Advies over onderwijsloopbaanbegeleiding voor jongeren die (willen) doorstromen naar de arbeidsmarkt
De Vlor vraagt in dit advies aandacht voor de onderwijsloopbaanbegeleiding van jongeren die na het secundair onderwijs niet doorstromen naar het hoger onderwijs. Hij bekijkt welke rol het exploratie-instrument Columbus daarbij kan opnemen. Tegelijk benadrukt de raad het belang van het bredere proces van onderwijsloopbaanbegeleiding. De hoofdboodschap van het advies is dan ook om vooral in te zetten op het versterken van het bredere traject van onderwijsloopbaanbegeleiding, eerder dan te focussen op een instrument.
De raad stelt vast dat er nood is aan een samenhangend beleid en aan meer concrete aanknopingspunten voor scholen om op een systematische en structurele manier doorheen de schoolloopbaan werk te maken van onderwijsloopbaanbegeleiding. Er ontbreekt tijd en ruimte om met leerlingen in gesprek te gaan over hun onderwijsloopbaan. Er bestaat ook onduidelijkheid over de rollen en verantwoordelijkheden van alle betrokken actoren.
Met de modernisering van het secundair onderwijs wint onderwijsloopbaanbegeleiding aan belang. Scholen kunnen op een verschillende manier omgaan met de contouren van die modernisering, maar elke school zou jongeren zo breed mogelijk moeten ondersteunen in hun keuzeprocessen.

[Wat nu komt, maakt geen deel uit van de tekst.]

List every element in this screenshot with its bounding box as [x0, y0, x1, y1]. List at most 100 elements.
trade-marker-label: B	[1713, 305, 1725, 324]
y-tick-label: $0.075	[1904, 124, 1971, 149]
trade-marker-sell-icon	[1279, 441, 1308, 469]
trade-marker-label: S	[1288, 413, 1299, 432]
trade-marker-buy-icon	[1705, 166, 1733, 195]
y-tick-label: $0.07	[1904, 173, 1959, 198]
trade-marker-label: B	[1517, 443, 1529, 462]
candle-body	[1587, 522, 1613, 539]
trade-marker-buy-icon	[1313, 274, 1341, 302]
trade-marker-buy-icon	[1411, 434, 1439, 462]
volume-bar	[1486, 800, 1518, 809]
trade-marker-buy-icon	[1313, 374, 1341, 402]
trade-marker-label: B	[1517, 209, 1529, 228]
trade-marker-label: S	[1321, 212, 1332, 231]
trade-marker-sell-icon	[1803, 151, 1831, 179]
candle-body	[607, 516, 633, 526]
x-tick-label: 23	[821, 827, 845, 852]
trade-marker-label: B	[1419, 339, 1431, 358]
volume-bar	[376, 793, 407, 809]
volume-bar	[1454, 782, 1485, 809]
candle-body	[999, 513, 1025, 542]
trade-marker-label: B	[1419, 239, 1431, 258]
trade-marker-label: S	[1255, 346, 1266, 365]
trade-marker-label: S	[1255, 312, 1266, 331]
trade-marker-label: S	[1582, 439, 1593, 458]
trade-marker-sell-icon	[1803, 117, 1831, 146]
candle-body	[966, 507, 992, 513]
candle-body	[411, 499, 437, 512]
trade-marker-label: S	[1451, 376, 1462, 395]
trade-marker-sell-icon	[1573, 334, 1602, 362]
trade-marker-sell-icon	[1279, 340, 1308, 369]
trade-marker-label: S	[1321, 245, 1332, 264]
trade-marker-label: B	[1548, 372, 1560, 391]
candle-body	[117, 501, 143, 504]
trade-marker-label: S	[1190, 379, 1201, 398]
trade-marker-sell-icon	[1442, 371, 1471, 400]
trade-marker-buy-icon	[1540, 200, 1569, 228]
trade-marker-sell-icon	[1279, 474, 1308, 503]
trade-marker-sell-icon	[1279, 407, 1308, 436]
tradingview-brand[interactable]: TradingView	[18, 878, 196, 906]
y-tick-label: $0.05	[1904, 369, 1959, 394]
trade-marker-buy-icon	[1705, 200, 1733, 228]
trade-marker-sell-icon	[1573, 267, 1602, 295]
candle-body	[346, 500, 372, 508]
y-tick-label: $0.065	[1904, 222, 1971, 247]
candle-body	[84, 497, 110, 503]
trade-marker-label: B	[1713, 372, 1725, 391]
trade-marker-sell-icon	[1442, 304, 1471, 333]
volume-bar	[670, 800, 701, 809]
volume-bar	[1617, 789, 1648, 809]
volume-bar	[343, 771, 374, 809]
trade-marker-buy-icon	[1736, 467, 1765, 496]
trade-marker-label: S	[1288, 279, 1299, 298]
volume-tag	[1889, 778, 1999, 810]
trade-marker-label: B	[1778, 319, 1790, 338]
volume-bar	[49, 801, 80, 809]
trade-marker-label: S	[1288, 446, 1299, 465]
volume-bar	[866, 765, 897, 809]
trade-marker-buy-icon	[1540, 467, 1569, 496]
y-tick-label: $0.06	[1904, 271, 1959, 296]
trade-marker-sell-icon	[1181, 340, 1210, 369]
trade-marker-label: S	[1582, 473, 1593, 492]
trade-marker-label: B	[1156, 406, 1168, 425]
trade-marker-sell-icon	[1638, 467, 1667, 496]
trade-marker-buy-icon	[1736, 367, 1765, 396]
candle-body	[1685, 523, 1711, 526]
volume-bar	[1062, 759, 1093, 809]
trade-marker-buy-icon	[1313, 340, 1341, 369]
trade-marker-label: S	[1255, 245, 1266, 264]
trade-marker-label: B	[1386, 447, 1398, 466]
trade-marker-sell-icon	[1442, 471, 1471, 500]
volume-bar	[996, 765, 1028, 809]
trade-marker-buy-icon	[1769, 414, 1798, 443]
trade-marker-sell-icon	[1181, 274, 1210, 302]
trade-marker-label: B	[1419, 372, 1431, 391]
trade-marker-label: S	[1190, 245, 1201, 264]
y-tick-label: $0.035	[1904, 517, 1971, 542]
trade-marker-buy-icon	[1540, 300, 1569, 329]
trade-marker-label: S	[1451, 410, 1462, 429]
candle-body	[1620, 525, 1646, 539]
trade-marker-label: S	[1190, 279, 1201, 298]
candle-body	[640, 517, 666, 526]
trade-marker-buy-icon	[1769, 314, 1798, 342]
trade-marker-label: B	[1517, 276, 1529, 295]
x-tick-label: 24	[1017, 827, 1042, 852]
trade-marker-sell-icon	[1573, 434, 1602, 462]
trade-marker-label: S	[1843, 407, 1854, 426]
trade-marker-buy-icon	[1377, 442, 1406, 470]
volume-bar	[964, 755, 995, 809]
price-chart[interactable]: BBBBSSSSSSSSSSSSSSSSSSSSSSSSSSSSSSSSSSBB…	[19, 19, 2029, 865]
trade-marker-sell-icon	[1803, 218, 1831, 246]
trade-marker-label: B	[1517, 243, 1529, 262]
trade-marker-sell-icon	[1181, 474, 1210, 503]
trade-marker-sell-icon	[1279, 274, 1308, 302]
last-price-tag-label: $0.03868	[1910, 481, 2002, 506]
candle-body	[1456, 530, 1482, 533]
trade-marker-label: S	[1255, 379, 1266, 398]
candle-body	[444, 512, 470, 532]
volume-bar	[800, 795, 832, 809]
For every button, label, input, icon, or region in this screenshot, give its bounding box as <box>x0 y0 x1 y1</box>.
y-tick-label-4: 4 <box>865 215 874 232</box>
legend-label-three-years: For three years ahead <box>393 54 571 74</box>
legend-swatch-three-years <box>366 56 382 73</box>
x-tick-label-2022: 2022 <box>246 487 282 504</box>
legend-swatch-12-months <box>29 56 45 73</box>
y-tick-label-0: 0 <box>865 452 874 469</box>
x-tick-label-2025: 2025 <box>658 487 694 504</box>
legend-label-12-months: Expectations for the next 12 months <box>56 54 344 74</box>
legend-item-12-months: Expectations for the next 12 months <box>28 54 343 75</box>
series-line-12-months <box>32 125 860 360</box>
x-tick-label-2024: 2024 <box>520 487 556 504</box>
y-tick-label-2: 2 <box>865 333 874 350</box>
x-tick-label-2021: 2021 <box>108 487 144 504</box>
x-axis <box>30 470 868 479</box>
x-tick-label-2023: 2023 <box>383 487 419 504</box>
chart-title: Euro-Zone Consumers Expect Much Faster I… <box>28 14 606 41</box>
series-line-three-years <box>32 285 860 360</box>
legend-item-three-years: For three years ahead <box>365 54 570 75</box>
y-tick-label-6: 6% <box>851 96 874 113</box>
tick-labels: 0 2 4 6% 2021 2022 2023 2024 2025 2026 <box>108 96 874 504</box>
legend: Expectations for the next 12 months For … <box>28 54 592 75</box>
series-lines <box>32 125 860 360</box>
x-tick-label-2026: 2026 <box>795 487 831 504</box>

KrijtlijnenHet draaiboek bij Columbus bevat voor scholen al heel wat handvatten om een kwalitatieve onderwijsloopbaanbegeleiding uit te bouwen.
De Vlor pleit voor doorlopende aandacht voor onderwijsloopbaanbegeleiding vanuit een sterk schoolbeleid. Hij benadrukt dat elke leerling recht heeft op een zo breed mogelijk exploratie. Onderwijsloopbaanbegeleiding is in belangrijke mate hetzelfde voor alle leerlingen, ongeacht hun profiel, maar de raad ziet wel een aantal specifieke accenten in de begeleiding van jongeren die willen doorstromen naar de arbeidsmarkt: werkexploratie en netwerken, arbeidsmarktinformatie en aandacht voor generieke arbeidsmarktcompetenties en sollicitatievaardigheden.
AanbevelingenDe Vlor wijst op het belang van een sterk schoolbeleid. Het toekomstige decreet leerlingenbegeleiding kan duidelijkheid scheppen over de rollen en verantwoordelijkheden. Scholen kunnen ook kansen benutten in het gemoderniseerde studieaanbod.
De Vlor dringt aan op een herwerking en verbreding van Columbus zodat dit instrument voor alle leerlingen nuttig kan zijn. Dat vraagt om een verruiming van de ontwikkeling van Columbus, zowel in betrokken organisaties als in middelen. Die herwerking en verbreding verandert het doel van Columbus niet. Het instrument moet zich blijven richten op het verkennen van de eigen interesses en mogelijkheden bij leerlingen van de derde graad en hen een zicht geven op hun voorkeuren en sterktes, met het oog op het eventueel verder studeren in het hoger onderwijs. Hbo5 hoort hier ook bij.
Aanvullend houdt de raad een sterk pleidooi om andere aspecten binnen onderwijsloopbaanbegeleiding voor deze leerlingen te versterken: verder inzetten op Onderwijskiezer, het versterken van schoolteams, klassenraden en clb en het stimuleren van samenwerking met partners buiten het onderwijs.